After weeks of speculation, the two companies are creating the world’s biggest drugmaker by sales called Pfizer plc. The transaction represents more than a 30% premium based on Pfizer’s and Allergan’s unaffected share prices as of October 28, and the latter’s stockholders will receive 11.3 shares of the combined company of reach one they currently own.
Pfizer boss Ian Read will be chief executive and chairman of the merged company, with Allergan head Brent Saunders becoming president and chief operating officer.

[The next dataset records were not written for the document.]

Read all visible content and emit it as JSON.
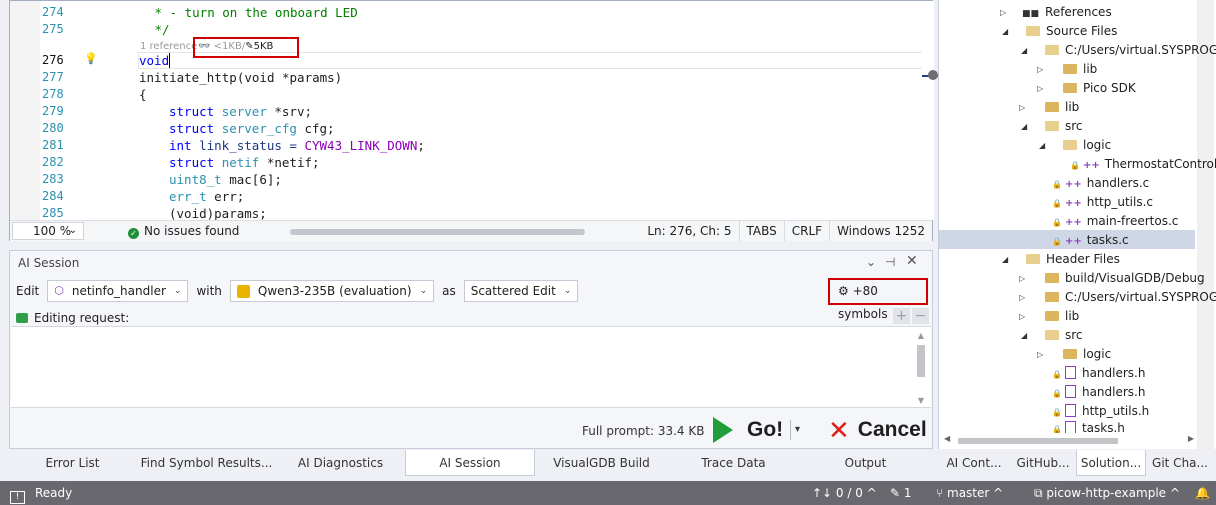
{
  "editor": {
    "line_numbers": [
      "274",
      "275",
      "276",
      "277",
      "278",
      "279",
      "280",
      "281",
      "282",
      "283",
      "284",
      "285"
    ],
    "code_lens": {
      "references": "1 reference",
      "size_before": "<1KB",
      "size_after": "5KB"
    },
    "code": {
      "l274": " * - turn on the onboard LED",
      "l275": " */",
      "l276": "void",
      "l277_fn": "initiate_http",
      "l277_rest": "(void *params)",
      "l278": "{",
      "l279_kw": "struct",
      "l279_ty": "server",
      "l279_rest": " *srv;",
      "l280_kw": "struct",
      "l280_ty": "server_cfg",
      "l280_rest": " cfg;",
      "l281_kw": "int",
      "l281_var": " link_status = ",
      "l281_macro": "CYW43_LINK_DOWN",
      "l281_end": ";",
      "l282_kw": "struct",
      "l282_ty": "netif",
      "l282_rest": " *netif;",
      "l283_ty": "uint8_t",
      "l283_rest": " mac[6];",
      "l284_ty": "err_t",
      "l284_rest": " err;",
      "l285": "(void)params;"
    },
    "status": {
      "zoom": "100 %",
      "issues": "No issues found",
      "position": "Ln: 276, Ch: 5",
      "indent": "TABS",
      "line_ending": "CRLF",
      "encoding": "Windows 1252"
    }
  },
  "ai_session": {
    "title": "AI Session",
    "edit_label": "Edit",
    "symbol": "netinfo_handler",
    "with_label": "with",
    "model": "Qwen3-235B (evaluation)",
    "as_label": "as",
    "mode": "Scattered Edit",
    "symbols_button": "+80 symbols",
    "editing_request": "Editing request:",
    "full_prompt": "Full prompt: 33.4 KB",
    "go_label": "Go!",
    "cancel_label": "Cancel"
  },
  "bottom_tabs": [
    "Error List",
    "Find Symbol Results...",
    "AI Diagnostics",
    "AI Session",
    "VisualGDB Build",
    "Trace Data",
    "Output"
  ],
  "solution_explorer": {
    "items": {
      "references": "References",
      "source_files": "Source Files",
      "users_path": "C:/Users/virtual.SYSPROG",
      "lib1": "lib",
      "pico_sdk": "Pico SDK",
      "lib2": "lib",
      "src": "src",
      "logic": "logic",
      "thermostat": "ThermostatController",
      "handlers_c": "handlers.c",
      "http_utils_c": "http_utils.c",
      "main_freertos_c": "main-freertos.c",
      "tasks_c": "tasks.c",
      "header_files": "Header Files",
      "build_debug": "build/VisualGDB/Debug",
      "users_path2": "C:/Users/virtual.SYSPROG",
      "lib3": "lib",
      "src2": "src",
      "logic2": "logic",
      "handlers_h1": "handlers.h",
      "handlers_h2": "handlers.h",
      "http_utils_h": "http_utils.h",
      "tasks_h": "tasks.h"
    },
    "tabs": [
      "AI Cont...",
      "GitHub...",
      "Solution...",
      "Git Cha..."
    ]
  },
  "statusbar": {
    "ready": "Ready",
    "changes": "↑↓ 0 / 0 ^",
    "edits": "1",
    "branch": "master",
    "repo": "picow-http-example"
  },
  "colors": {
    "highlight_box": "#d00000",
    "go_green": "#1f9e3a",
    "cancel_red": "#e0201b",
    "statusbar_bg": "#68686e"
  }
}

Mr Read said the deal creates “a leading global pharmaceutical company with the strength to research, discover and deliver more medicines and more therapies to more people around the world”.
Mr Saunders said: “This bold action is the next chapter in the successful transformation of Allergan, allowing us to operate with greater resources at a much bigger scale.”
Importantly, the merged company will maintain Allergan’s Irish domicile, which means the profits of the new company would be subject to corporation tax of 12.5%, much lower than the 35% Pfizer is subject to in the USA. The deal was criticised by presidential candidate Hillary Clinton who said it will leave “US taxpayers holding the bag” – she is proposing steps to prevent tax inversions.
Pfizer, which expects to achieve $2 billion in cost savings, is also already considering splitting the combined company in two by 2018. One business would focus on newer products, with the other focusing on off-patent drugs.
The new entity is expected to generate annual operating cash flow in excess of $25 billion beginning in 2018 and Pfizer noted that it will have a pipeline of more than 100 mid-to-late stage programmes in development.